Hudson Yards, the game-changing neighborhood development/mall/Instagrammable playground, has swiftly established itself as the new must-see space for New Yorkers and tourists alike. The 28-acre, $25 billion development has been home to concerts, art shows, galas, and recently, a Met Costume Gala after-party hosted by Ryan Murphey and Janet Mock. Not only is the space revolutionizing New York City culture--with a 7-storey mall, numerous office buildings, a public garden, art installations, residential buildings, and the first-ever Equinox hotel, Hudson Yards is changing the retail game by bringing entertainment, art, culture, and even home to a retail space. If the name of the game in contemporary brick-and-mortar retail is innovative experiences, then Hudson Yards is the ultimate poster-child.
Found between 10th and 12th Avenues from West 30th to West 34th Street, Hudson Yards sprung from a former train yard near Manhattan’s meatpacking district. The area has seen a revitalization in recent years, from the chic Chelsea storefronts to the tourist-swarmed highline, and while Hudson Yards is certainly radical in form, in many ways it feels like a natural addition to the neighborhood. The space provides art, nature, retail, and housing to a part of the city riddled with old train tracks and warehouses.

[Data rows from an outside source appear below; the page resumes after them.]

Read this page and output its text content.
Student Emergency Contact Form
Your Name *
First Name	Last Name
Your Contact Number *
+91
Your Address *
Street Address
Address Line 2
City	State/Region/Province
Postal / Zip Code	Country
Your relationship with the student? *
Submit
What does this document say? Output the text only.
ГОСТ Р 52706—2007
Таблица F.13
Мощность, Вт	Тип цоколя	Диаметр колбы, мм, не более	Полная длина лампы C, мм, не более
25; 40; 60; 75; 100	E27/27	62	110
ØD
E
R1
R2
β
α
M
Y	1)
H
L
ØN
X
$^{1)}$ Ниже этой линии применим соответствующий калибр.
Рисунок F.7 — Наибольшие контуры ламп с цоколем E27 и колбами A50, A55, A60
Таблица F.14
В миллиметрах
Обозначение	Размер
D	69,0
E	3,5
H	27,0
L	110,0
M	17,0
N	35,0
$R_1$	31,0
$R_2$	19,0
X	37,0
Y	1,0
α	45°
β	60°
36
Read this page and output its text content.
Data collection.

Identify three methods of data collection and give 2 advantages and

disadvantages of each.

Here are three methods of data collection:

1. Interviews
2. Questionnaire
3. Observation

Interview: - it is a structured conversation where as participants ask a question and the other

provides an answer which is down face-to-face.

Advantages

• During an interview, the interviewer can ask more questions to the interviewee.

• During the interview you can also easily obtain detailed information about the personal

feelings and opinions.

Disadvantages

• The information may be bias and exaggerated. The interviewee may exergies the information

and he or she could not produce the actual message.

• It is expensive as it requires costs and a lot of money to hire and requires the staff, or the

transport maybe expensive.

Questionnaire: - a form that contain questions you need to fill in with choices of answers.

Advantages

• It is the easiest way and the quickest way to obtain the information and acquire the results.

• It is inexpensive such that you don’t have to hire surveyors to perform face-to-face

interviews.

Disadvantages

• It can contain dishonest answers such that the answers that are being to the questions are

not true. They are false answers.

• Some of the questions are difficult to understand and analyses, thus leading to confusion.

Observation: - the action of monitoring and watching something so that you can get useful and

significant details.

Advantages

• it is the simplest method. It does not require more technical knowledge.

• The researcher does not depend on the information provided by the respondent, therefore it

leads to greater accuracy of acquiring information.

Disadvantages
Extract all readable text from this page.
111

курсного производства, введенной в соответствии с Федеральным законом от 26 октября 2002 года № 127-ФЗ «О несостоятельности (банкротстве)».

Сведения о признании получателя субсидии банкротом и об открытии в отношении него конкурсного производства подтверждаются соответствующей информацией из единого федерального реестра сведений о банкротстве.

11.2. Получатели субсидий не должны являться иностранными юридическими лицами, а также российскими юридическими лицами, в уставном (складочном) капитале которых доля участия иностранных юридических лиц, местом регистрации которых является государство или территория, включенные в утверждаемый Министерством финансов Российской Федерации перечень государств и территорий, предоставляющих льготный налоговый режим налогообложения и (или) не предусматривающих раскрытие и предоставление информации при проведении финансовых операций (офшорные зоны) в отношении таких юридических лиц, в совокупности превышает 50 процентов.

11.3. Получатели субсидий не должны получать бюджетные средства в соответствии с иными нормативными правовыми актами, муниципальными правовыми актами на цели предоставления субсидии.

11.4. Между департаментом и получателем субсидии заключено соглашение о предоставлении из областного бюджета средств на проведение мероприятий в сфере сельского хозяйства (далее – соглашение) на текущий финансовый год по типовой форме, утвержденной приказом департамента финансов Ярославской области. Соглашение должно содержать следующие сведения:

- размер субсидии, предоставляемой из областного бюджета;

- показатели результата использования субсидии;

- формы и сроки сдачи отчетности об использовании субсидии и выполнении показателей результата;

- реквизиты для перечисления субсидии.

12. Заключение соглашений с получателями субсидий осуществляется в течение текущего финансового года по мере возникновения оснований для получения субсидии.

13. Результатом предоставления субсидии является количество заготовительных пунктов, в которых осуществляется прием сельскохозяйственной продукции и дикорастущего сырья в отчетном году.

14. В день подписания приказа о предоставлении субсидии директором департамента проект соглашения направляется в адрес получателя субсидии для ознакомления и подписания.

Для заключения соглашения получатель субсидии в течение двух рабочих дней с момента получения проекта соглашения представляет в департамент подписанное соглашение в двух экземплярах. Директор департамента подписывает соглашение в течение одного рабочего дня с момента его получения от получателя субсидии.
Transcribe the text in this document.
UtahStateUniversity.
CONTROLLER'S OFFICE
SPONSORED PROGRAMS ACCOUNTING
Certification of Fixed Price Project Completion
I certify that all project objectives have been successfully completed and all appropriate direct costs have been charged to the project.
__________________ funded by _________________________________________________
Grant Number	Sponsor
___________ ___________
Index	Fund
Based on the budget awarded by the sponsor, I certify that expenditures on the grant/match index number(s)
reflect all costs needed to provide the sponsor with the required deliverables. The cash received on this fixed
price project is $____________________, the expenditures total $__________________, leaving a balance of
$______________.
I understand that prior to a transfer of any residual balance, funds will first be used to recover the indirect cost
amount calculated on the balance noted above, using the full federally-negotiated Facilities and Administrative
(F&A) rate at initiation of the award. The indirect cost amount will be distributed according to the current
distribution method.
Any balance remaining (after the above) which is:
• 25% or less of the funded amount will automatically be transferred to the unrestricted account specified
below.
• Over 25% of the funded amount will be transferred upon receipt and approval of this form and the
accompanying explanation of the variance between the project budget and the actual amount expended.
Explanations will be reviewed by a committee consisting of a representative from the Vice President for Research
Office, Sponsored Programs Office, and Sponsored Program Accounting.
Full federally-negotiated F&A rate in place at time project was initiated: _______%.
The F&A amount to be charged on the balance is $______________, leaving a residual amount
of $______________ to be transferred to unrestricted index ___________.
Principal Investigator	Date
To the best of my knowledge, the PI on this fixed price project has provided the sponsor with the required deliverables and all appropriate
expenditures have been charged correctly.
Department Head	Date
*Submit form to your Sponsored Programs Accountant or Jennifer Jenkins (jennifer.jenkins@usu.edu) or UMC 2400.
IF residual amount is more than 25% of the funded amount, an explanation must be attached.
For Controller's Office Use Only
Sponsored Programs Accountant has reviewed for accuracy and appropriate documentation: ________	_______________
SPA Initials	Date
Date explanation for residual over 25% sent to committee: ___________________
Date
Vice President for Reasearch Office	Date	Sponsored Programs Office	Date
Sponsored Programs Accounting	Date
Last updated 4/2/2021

So how does Hudson Yards draw in visitors and even residents to an old warehouse district? With experiences you can’t get anywhere else in the city, of course. The 4-block-long space houses what their website calls a “transformable multi-arts center” dubbed The Shed, designed to host concerts, art installations, conventions, and other special events. Meanwhile, Hudson Yards has its own permanent art installation to draw in the Instagram crowd--Vessel, a 150-foot tall structure designed by Thomas Hetherwick, is a hive-like, walkable structure featuring 154 interconnected flights of stairs along which visitors can see unique views of the city and the Yard.
Of course, the key to Hudson Yards’s retail success comes from its exceptional shopping along with its revolutionary structures. 20 Hudson Yards, also known as the Shops and Restaurants at Hudson Yards, features 100 stores that run the gamut from Dior to H&M to specialized boutiques--variant in price, but all sufficiently chic to align with Hudson Yards’s image. The mall, too, has an impressive restaurant selection (including a tea room boasting Bouchon Bakery pastries), a meditation room, and sleep pods for the weary. The line between rest and play is blurred here, bringing wellness experiences and even residences to a retail experience that can’t be beat.
New York is a city that values experience above all else. A town built on entertainment, fast-movers and the Next Big Thing needs a retail experience that can keep up. Hudson Yards meets that demand. It’s unconventional, it’s risky, and it’s exactly what retail needs in order to stay current in a changing market.